A New App Lets You Hire Your Own Bodyguards
Plus: wellness clubs, the "Boom Boom Aesthetic," and the Vermont ski town that ruined Vice President Vance's vacation
Welcome to Small Talk, an email I serve out every Monday morning exclusively to our Breakfast Club members in NYC and Charleston. The premise is simple: my top of mind topics for the week’s worth of breakfasts, lunches, and dinners ahead anytime some chatter is required. From now on, I’ll be sharing it with subscribers of The Supersonic as well. Enjoy, and crib topics as necessary.
Kieran Culkin dropped f-bombs at the Oscars last night.

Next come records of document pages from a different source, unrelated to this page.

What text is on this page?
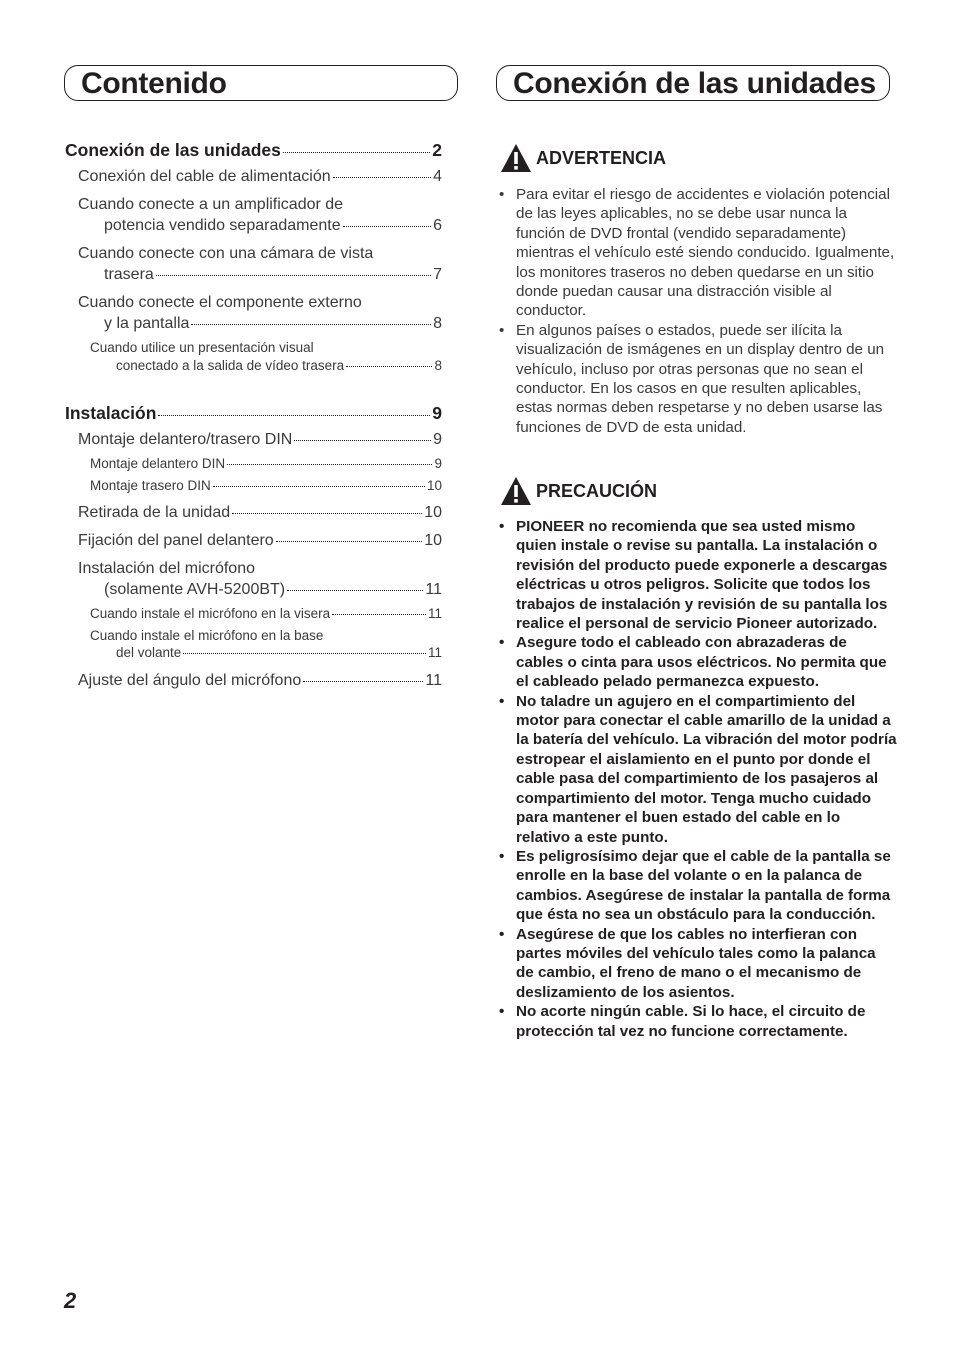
Contenido	Conexión de las unidades
Conexión de las unidades	2
Conexión del cable de alimentación	4
Cuando conecte a un amplificador de
potencia vendido separadamente	6
Cuando conecte con una cámara de vista
trasera	7
Cuando conecte el componente externo
y la pantalla	8
Cuando utilice un presentación visual
conectado a la salida de vídeo trasera	8
Instalación	9
Montaje delantero/trasero DIN	9
Montaje delantero DIN	9
Montaje trasero DIN	10
Retirada de la unidad	10
Fijación del panel delantero	10
Instalación del micrófono
(solamente AVH-5200BT)	11
Cuando instale el micrófono en la visera	11
Cuando instale el micrófono en la base
del volante	11
Ajuste del ángulo del micrófono	11
ADVERTENCIA
• Para evitar el riesgo de accidentes e violación potencial de las leyes aplicables, no se debe usar nunca la función de DVD frontal (vendido separadamente) mientras el vehículo esté siendo conducido. Igualmente, los monitores traseros no deben quedarse en un sitio donde puedan causar una distracción visible al conductor.
• En algunos países o estados, puede ser ilícita la visualización de ismágenes en un display dentro de un vehículo, incluso por otras personas que no sean el conductor. En los casos en que resulten aplicables, estas normas deben respetarse y no deben usarse las funciones de DVD de esta unidad.
PRECAUCIÓN
• PIONEER no recomienda que sea usted mismo quien instale o revise su pantalla. La instalación o revisión del producto puede exponerle a descargas eléctricas u otros peligros. Solicite que todos los trabajos de instalación y revisión de su pantalla los realice el personal de servicio Pioneer autorizado.
• Asegure todo el cableado con abrazaderas de cables o cinta para usos eléctricos. No permita que el cableado pelado permanezca expuesto.
• No taladre un agujero en el compartimiento del motor para conectar el cable amarillo de la unidad a la batería del vehículo. La vibración del motor podría estropear el aislamiento en el punto por donde el cable pasa del compartimiento de los pasajeros al compartimiento del motor. Tenga mucho cuidado para mantener el buen estado del cable en lo relativo a este punto.
• Es peligrosísimo dejar que el cable de la pantalla se enrolle en la base del volante o en la palanca de cambios. Asegúrese de instalar la pantalla de forma que ésta no sea un obstáculo para la conducción.
• Asegúrese de que los cables no interfieran con partes móviles del vehículo tales como la palanca de cambio, el freno de mano o el mecanismo de deslizamiento de los asientos.
• No acorte ningún cable. Si lo hace, el circuito de protección tal vez no funcione correctamente.
2
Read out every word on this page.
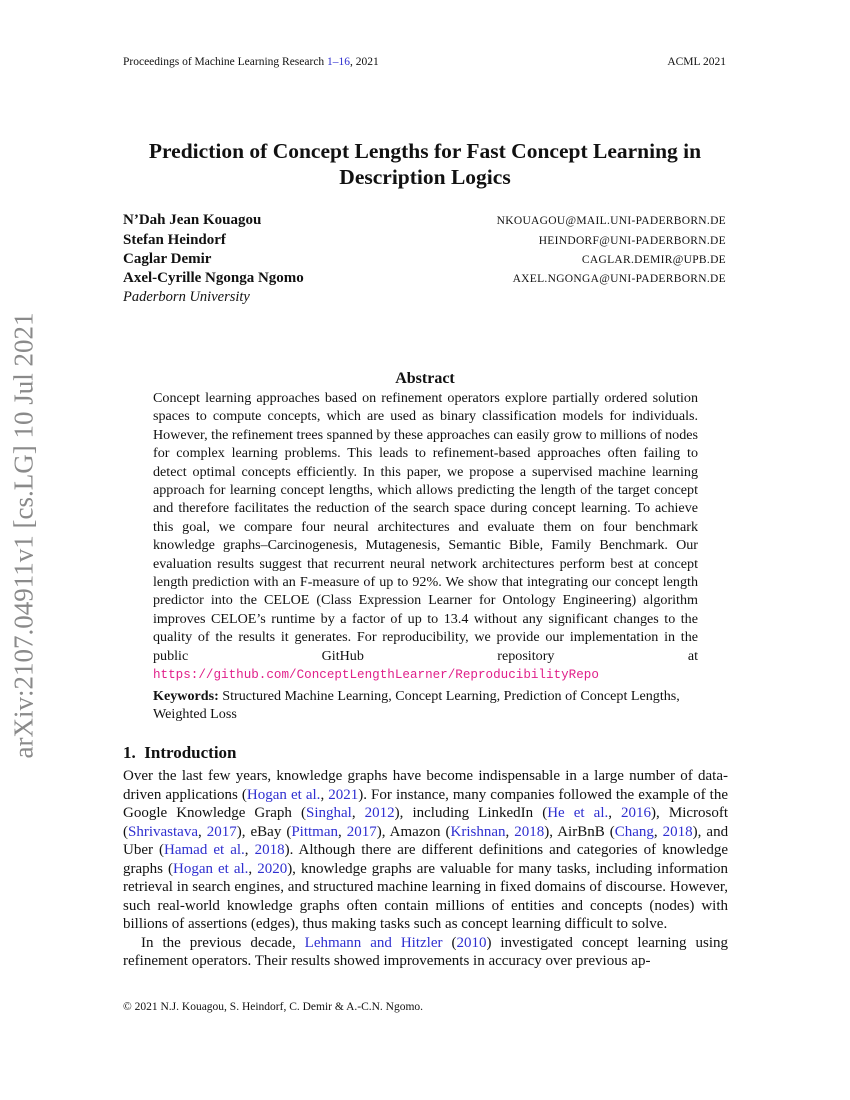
Proceedings of Machine Learning Research 1–16, 2021	ACML 2021
arXiv:2107.04911v1 [cs.LG] 10 Jul 2021
Prediction of Concept Lengths for Fast Concept Learning in Description Logics
N’Dah Jean Kouagou	NKOUAGOU@MAIL.UNI-PADERBORN.DE
Stefan Heindorf	HEINDORF@UNI-PADERBORN.DE
Caglar Demir	CAGLAR.DEMIR@UPB.DE
Axel-Cyrille Ngonga Ngomo	AXEL.NGONGA@UNI-PADERBORN.DE
Paderborn University
Abstract
Concept learning approaches based on refinement operators explore partially ordered solution spaces to compute concepts, which are used as binary classification models for individuals. However, the refinement trees spanned by these approaches can easily grow to millions of nodes for complex learning problems. This leads to refinement-based approaches often failing to detect optimal concepts efficiently. In this paper, we propose a supervised machine learning approach for learning concept lengths, which allows predicting the length of the target concept and therefore facilitates the reduction of the search space during concept learning. To achieve this goal, we compare four neural architectures and evaluate them on four benchmark knowledge graphs–Carcinogenesis, Mutagenesis, Semantic Bible, Family Benchmark. Our evaluation results suggest that recurrent neural network architectures perform best at concept length prediction with an F-measure of up to 92%. We show that integrating our concept length predictor into the CELOE (Class Expression Learner for Ontology Engineering) algorithm improves CELOE’s runtime by a factor of up to 13.4 without any significant changes to the quality of the results it generates. For reproducibility, we provide our implementation in the public GitHub repository at https://github.com/ConceptLengthLearner/ReproducibilityRepo
Keywords: Structured Machine Learning, Concept Learning, Prediction of Concept Lengths, Weighted Loss
1. Introduction
Over the last few years, knowledge graphs have become indispensable in a large number of data-driven applications (Hogan et al., 2021). For instance, many companies followed the example of the Google Knowledge Graph (Singhal, 2012), including LinkedIn (He et al., 2016), Microsoft (Shrivastava, 2017), eBay (Pittman, 2017), Amazon (Krishnan, 2018), AirBnB (Chang, 2018), and Uber (Hamad et al., 2018). Although there are different definitions and categories of knowledge graphs (Hogan et al., 2020), knowledge graphs are valuable for many tasks, including information retrieval in search engines, and structured machine learning in fixed domains of discourse. However, such real-world knowledge graphs often contain millions of entities and concepts (nodes) with billions of assertions (edges), thus making tasks such as concept learning difficult to solve.
In the previous decade, Lehmann and Hitzler (2010) investigated concept learning using refinement operators. Their results showed improvements in accuracy over previous ap-
© 2021 N.J. Kouagou, S. Heindorf, C. Demir & A.-C.N. Ngomo.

Hulu dropped the Oscars altogether. Here are some other, more small talk-worthy stories you might’ve missed.
For consideration …
In da club
Clubs are having a moment, aren’t they? Not the unce-unce kind, but a … different variety. For Gen-Z, it’s wellness clubs, like Hume in LA, where for $395 a month you can get lymphatic drainage massages, B12 shots, and sip rooftop matcha with fellow health-conscious ilk. Sounds wild. For older, shall we say slightly more well heeled boomers, there’s former Netflix CEO Reed Hasting’s Powder Mountain in Utah, which now offers a members-only enclave of two-thousand lift-serviced acres. The price tag for poaching powder without having to rub elbows with the hoi polloi? A minimum spend of $2 million on a plot of land, plus up to $100k in annual dues. Such gatekeeping tactics, while certainly under high scrutiny in the—already elitist and highly criticized—world of American skiing, might be welcome at Soho House, at least among members who believe its exclusivity and service standards have gone down since the British brand went public four years ago (ranks have swelled by 70 percent). Feuds over the club’s future are now being waged by two billionaires with differing opinions. It all sounds very “Boom Boom,” the new “aesthetic” fetishizing ‘80s greed and glamour (the term has been coined by the same trend forecaster who coined “vibe shift” and “normcore”). For those without a membership anywhere, there’s always Chez Fifi, the Upper East Side hotspot that, ostensibly, is bookable, even though we all know that securing a table is nigh impossible.Vance skis in jeans?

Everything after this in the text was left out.